The restaurant didn’t immediately raise menu prices to account for the increased labour costs. The owners are concerned about sticker shock. But the end goal is to push prices up 20 per cent and incorporate the revenue directly into the payroll.
“It was absolutely the right time to make the change,” says Heinrich. “We always held back. Then [after making the switch] we looked at each other and said, ‘Why do we have to go back to a system where our staff are relying on tips?’”
Culturally, it feels like the right time for restaurants to try this again. So many diners have gotten used to online ordering, wearing masks, and using their phones to pay. This should set the stage for other changes, like a shift to no-tipping.

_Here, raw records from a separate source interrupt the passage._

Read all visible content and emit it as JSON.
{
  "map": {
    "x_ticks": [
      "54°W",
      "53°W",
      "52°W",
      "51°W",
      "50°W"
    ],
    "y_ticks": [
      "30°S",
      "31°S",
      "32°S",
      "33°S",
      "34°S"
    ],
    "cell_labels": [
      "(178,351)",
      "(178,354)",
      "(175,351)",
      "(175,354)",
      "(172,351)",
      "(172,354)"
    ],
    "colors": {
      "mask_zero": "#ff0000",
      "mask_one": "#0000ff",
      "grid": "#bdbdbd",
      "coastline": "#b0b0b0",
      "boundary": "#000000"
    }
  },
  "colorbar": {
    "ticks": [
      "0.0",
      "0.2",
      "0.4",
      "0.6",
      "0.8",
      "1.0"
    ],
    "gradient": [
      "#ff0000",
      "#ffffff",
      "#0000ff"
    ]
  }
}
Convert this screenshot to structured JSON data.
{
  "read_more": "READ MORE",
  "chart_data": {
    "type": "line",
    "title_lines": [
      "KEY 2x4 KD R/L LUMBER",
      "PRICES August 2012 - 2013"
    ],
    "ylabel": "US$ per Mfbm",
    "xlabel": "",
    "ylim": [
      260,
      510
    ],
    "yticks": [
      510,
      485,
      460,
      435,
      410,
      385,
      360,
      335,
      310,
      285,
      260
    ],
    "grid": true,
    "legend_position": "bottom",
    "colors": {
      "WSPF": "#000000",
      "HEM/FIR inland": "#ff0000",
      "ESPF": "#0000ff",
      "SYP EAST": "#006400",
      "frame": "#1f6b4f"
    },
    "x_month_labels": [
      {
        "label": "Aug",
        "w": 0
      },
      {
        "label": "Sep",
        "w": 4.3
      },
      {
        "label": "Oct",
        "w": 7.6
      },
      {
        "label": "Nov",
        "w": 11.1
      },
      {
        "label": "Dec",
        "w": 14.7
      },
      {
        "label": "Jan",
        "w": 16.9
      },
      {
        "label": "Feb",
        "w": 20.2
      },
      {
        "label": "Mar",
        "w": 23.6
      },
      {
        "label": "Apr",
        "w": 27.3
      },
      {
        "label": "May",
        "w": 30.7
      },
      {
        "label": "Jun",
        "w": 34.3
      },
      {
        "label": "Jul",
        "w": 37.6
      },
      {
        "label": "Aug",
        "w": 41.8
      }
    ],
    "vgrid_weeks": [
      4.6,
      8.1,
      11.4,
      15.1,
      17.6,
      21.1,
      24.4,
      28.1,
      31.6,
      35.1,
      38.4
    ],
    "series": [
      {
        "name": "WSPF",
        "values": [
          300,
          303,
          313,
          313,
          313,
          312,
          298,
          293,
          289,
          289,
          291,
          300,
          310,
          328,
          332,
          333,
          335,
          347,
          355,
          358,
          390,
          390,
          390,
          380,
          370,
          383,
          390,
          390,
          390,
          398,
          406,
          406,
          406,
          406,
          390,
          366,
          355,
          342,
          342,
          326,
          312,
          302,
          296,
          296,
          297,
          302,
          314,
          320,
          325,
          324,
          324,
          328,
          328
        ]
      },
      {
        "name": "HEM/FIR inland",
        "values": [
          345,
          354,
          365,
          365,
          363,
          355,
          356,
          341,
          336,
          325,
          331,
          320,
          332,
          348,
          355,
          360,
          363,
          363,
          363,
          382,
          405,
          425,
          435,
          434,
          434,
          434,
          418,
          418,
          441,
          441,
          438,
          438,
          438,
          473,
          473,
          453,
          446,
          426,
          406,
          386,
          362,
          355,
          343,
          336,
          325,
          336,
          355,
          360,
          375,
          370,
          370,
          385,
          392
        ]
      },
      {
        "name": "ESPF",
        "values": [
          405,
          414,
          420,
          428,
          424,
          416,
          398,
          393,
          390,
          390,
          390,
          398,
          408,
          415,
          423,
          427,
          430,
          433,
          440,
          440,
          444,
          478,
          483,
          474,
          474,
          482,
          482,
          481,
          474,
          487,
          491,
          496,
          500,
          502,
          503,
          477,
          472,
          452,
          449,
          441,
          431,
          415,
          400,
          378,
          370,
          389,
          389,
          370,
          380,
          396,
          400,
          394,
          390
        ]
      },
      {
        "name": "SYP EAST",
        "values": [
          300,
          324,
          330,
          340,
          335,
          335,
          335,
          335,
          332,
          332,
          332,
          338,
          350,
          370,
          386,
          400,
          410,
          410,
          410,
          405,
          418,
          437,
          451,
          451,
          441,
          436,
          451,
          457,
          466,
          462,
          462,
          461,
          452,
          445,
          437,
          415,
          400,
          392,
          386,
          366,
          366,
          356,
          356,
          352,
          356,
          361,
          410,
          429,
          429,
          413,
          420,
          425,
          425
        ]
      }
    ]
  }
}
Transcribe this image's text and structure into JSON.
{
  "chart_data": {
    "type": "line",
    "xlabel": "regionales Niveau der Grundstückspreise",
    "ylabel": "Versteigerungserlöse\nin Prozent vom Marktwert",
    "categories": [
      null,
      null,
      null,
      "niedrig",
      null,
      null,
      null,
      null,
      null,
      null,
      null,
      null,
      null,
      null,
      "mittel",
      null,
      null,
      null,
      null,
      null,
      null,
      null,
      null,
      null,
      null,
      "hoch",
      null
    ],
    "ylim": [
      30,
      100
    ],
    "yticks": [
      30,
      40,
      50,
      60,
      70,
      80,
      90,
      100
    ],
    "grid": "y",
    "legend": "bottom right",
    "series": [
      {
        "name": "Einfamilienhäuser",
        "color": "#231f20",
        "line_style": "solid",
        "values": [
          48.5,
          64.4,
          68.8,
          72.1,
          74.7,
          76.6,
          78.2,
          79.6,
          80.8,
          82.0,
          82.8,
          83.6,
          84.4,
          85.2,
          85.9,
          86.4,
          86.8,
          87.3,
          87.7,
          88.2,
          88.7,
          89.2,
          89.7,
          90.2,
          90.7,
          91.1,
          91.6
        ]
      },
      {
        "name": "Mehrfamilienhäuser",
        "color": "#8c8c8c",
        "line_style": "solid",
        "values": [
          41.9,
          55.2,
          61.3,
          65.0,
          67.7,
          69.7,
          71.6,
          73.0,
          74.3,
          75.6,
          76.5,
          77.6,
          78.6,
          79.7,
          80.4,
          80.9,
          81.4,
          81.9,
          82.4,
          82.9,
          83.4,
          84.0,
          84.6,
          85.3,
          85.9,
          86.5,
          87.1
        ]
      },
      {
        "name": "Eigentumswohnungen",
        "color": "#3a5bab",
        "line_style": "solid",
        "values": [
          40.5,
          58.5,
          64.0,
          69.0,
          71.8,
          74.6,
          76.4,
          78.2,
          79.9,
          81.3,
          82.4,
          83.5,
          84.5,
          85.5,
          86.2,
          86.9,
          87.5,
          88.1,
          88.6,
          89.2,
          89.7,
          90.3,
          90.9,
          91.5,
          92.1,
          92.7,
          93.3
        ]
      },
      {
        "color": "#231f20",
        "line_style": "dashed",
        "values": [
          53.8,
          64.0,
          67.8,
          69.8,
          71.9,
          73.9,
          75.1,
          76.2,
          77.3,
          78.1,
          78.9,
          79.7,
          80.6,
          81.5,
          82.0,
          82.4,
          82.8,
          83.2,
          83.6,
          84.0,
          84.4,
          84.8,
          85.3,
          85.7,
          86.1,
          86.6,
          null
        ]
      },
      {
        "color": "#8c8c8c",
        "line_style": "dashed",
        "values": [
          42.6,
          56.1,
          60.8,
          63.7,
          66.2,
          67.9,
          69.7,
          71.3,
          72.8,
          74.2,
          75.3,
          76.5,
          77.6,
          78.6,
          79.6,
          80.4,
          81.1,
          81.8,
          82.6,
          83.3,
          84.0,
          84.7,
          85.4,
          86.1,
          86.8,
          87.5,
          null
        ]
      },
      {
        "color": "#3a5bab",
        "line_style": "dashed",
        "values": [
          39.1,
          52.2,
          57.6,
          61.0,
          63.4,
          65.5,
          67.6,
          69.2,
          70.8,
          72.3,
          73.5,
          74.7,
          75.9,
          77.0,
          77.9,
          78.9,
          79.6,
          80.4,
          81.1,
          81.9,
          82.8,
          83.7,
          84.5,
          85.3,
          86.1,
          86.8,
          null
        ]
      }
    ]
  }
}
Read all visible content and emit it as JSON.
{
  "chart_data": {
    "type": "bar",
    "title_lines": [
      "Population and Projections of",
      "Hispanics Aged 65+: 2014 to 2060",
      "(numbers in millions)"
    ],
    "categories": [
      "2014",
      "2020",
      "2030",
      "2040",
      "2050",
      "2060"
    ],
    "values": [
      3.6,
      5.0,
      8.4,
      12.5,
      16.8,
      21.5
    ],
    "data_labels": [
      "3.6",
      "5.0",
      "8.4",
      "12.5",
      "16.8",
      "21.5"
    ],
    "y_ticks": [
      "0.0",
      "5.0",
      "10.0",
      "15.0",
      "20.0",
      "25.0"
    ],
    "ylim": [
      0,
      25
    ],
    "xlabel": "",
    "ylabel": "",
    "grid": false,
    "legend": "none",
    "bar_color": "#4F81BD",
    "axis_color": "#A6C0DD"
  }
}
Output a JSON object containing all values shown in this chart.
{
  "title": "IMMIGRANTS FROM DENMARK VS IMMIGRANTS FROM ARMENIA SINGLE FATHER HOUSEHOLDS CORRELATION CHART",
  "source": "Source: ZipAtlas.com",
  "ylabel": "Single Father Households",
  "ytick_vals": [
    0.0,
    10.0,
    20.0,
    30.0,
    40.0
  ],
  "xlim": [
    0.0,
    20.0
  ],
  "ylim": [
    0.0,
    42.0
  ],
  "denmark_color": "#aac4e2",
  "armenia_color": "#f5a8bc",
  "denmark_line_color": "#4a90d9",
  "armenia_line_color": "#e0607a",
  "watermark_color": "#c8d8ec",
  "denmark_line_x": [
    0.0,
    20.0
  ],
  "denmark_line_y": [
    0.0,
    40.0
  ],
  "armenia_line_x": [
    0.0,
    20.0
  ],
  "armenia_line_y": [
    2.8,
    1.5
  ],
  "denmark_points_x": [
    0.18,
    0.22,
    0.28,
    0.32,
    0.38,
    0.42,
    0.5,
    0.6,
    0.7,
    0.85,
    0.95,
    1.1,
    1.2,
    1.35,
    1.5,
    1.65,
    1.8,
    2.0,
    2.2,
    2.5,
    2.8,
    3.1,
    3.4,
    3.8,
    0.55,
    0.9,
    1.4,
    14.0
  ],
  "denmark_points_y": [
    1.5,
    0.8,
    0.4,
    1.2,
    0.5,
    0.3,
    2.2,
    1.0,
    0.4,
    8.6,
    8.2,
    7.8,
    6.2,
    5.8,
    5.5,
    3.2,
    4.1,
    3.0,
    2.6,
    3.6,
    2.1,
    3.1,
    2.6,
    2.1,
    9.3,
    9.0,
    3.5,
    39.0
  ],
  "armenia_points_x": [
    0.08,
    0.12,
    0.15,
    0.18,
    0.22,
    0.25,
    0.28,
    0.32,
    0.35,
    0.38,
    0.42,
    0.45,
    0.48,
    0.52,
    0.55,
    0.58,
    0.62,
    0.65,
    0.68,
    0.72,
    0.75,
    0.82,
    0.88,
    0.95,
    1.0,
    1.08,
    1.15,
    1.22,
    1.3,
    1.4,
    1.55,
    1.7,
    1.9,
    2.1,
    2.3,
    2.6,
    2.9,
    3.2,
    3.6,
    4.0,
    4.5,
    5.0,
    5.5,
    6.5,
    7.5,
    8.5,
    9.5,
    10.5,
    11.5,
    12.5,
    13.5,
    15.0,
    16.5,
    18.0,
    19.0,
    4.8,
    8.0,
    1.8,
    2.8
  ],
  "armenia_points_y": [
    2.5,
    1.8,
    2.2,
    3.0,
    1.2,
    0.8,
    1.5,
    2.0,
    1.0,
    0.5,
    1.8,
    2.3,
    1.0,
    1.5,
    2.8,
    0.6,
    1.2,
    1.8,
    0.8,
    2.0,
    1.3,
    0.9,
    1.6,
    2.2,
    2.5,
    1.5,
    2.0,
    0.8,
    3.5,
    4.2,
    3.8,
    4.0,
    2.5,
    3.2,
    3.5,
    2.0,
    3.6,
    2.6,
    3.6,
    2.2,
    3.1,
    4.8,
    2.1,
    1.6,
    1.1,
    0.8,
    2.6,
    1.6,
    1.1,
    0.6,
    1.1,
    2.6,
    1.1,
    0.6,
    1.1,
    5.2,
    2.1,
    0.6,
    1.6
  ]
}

Unfortunately, there’s little hope of challenging tipping culture if we don’t eliminate the subminimum wage. Good luck getting your child to stop eating boogers if you’re providing tax breaks for booger consumption and handing them a monogrammed booger spoon before each meal.
In the United States, a federal bill, the Raise the Wage Act, was introduced to Congress at the beginning of 2019. Among other features, it would have phased out the subminimum wage for workers with disabilities, workers under 20, and tipped workers. The bill passed a Democrat-controlled Congress. Following the 2020 election, it was tacked on to the $1.9 trillion pandemic stimulus package. But its inclusion was spiked by the parliamentarian (a bipartisan referee of the senate), and it lacked unified Democrat support.
In Canada, there’s no momentum at a federal level. Ontario’s “Open for Business” government, which rolled back scheduled minimum-wage increases and has long opposed paid sick days for the vulnerable front-line workers who have risked their health to keep the province running, likely feels no compulsion to support a significant change to the Employment Standards Act.
Without political will, it won’t happen.
“The removal of tipping cannot happen in most restaurants, on their own, in the current marketplace, where all their competition practises tipping,” says John Sinopoli, restaurateur and co-founder of Save Hospitality, an advocacy group for independent restaurants. “In my mind, the only way to really get rid of tipping is through government policy. So it’s an even playing field for everybody. Only then will the consumer understand why prices have increased. Otherwise, they’re going to go to the restaurant down the block, where prices are cheaper. And servers can go home with 75 per cent of their wage in cash and not record it.”
For a long time, I’ve been arguing against tipping, mostly because I think money should be distributed such that front-of-house and back-of-house employees are more fairly and evenly compensated. The pandemic, and its long-term implications for the dining economy, has flipped that. Now, in a largely cashless environment with drastically reduced gross sales, it’s servers who stand to immediately benefit from being paid a wage rather than relying on tips.